J'aime les mots, depuis toujours, ils ont été mes compagnons dès que j'ai su lire. A Malakoff où j'ai grandi, la bibliothèque avait une section enfants et une section adultes, évidemment, les
enfants avaient le droit d'emprunter des bouquins dans la section des grands et c'est ce que j'ai fait, je n'ai d'ailleurs pas de souvenirs de la section des enfants, je n'y ai sans doute pas
passé beaucoup de temps.
Les mots, les phrases qu'ils composent nous permettent de comprendre et d'être compris.

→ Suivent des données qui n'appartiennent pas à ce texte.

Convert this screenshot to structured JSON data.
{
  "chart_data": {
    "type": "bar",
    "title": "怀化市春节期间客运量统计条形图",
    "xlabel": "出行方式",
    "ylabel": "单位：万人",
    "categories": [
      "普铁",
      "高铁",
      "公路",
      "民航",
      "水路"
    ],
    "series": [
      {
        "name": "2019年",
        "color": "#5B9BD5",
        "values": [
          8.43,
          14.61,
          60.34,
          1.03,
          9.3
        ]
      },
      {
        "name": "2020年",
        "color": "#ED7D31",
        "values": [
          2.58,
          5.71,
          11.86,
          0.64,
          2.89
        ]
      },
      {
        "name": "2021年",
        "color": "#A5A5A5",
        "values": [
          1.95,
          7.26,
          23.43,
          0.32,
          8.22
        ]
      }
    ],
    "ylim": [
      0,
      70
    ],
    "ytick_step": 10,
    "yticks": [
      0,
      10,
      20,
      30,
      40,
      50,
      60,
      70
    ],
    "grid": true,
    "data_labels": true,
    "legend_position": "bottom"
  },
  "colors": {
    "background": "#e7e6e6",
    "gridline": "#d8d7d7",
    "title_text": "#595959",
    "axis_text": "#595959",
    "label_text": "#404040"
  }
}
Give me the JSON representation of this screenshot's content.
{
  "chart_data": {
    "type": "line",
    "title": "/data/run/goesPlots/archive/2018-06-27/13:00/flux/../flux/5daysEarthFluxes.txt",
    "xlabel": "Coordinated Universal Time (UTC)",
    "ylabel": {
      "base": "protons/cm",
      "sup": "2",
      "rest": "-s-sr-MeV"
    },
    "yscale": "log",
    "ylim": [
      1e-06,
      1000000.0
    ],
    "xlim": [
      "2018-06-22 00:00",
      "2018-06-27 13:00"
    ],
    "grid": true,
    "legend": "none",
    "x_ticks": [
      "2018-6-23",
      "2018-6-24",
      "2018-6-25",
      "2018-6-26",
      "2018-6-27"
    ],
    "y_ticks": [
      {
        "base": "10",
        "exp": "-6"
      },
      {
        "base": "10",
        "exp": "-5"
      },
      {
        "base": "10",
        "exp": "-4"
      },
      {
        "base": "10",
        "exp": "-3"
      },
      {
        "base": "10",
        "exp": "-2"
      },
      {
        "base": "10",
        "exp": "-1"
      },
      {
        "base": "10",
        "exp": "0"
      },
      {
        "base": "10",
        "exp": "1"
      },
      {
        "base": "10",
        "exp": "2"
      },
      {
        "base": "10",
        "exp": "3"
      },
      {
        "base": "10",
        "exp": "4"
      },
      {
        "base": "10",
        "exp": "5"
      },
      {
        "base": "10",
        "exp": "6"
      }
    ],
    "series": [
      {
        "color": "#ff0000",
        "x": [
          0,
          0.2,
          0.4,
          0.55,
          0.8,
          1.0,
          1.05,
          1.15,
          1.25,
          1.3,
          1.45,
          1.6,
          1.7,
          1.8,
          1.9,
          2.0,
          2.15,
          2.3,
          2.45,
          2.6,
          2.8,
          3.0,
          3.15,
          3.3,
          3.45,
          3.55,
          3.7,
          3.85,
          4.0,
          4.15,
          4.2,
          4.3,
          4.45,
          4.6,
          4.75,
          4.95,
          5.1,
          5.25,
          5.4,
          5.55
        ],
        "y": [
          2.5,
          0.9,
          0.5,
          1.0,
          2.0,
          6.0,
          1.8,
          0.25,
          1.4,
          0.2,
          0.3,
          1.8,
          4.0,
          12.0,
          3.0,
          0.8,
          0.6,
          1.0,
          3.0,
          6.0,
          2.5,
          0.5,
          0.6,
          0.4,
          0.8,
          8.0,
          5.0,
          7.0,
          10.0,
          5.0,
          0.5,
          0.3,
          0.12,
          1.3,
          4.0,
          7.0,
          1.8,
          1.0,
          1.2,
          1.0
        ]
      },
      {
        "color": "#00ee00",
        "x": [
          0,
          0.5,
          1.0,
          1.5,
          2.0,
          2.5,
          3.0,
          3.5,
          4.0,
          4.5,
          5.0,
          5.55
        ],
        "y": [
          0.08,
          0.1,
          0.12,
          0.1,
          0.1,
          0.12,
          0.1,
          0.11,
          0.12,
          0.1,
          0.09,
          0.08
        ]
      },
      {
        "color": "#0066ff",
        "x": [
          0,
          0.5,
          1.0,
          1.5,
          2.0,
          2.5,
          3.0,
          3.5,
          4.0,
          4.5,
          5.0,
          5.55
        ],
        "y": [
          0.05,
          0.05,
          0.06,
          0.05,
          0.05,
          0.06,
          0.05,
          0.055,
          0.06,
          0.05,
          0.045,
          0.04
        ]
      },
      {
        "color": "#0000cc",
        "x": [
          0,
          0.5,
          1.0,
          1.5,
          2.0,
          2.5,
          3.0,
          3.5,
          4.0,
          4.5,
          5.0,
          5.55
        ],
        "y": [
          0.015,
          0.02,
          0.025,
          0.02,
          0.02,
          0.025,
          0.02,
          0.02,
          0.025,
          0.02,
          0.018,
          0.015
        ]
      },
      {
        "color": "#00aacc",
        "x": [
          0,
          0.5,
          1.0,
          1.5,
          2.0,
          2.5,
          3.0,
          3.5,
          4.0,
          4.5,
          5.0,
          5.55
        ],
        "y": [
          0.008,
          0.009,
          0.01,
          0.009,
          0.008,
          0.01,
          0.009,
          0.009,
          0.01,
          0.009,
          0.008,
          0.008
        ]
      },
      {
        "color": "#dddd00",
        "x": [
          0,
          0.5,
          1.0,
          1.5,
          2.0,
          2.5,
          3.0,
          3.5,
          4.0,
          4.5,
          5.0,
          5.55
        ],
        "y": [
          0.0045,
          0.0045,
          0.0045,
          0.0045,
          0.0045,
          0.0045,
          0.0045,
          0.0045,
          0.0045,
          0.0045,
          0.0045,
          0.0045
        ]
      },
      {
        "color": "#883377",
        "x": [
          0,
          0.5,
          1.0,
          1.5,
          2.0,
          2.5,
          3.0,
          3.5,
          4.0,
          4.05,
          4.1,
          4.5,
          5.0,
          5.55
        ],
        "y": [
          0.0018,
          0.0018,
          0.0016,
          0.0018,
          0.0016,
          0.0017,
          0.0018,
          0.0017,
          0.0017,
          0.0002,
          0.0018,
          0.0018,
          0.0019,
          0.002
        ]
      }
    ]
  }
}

Bien choisis, ils permettent à n'importe quel cerveau un peu ouvert d'appréhender le monde qui
l'entoure.
Les mots ont un pouvoir, dès que je l'ai compris, je l'ai utilisé, pas toujours honnêtement, il faut bien l'avouer. Maîtriser les mots, la communication, le langage parlé ou écrit revient à
détenir un secret, mais un secret qu'on adore partager.
Le mot que j'ai choisi de sauver c'est "LABYRINTHE". D'abord pour le mystère et le danger qu'il contient, ensuite parce qu'il est compliqué et donc menacé de simplification
barbare. Est-ce qu'un labirinte recèle autant de risques qu'un labyrinthe, franchement ?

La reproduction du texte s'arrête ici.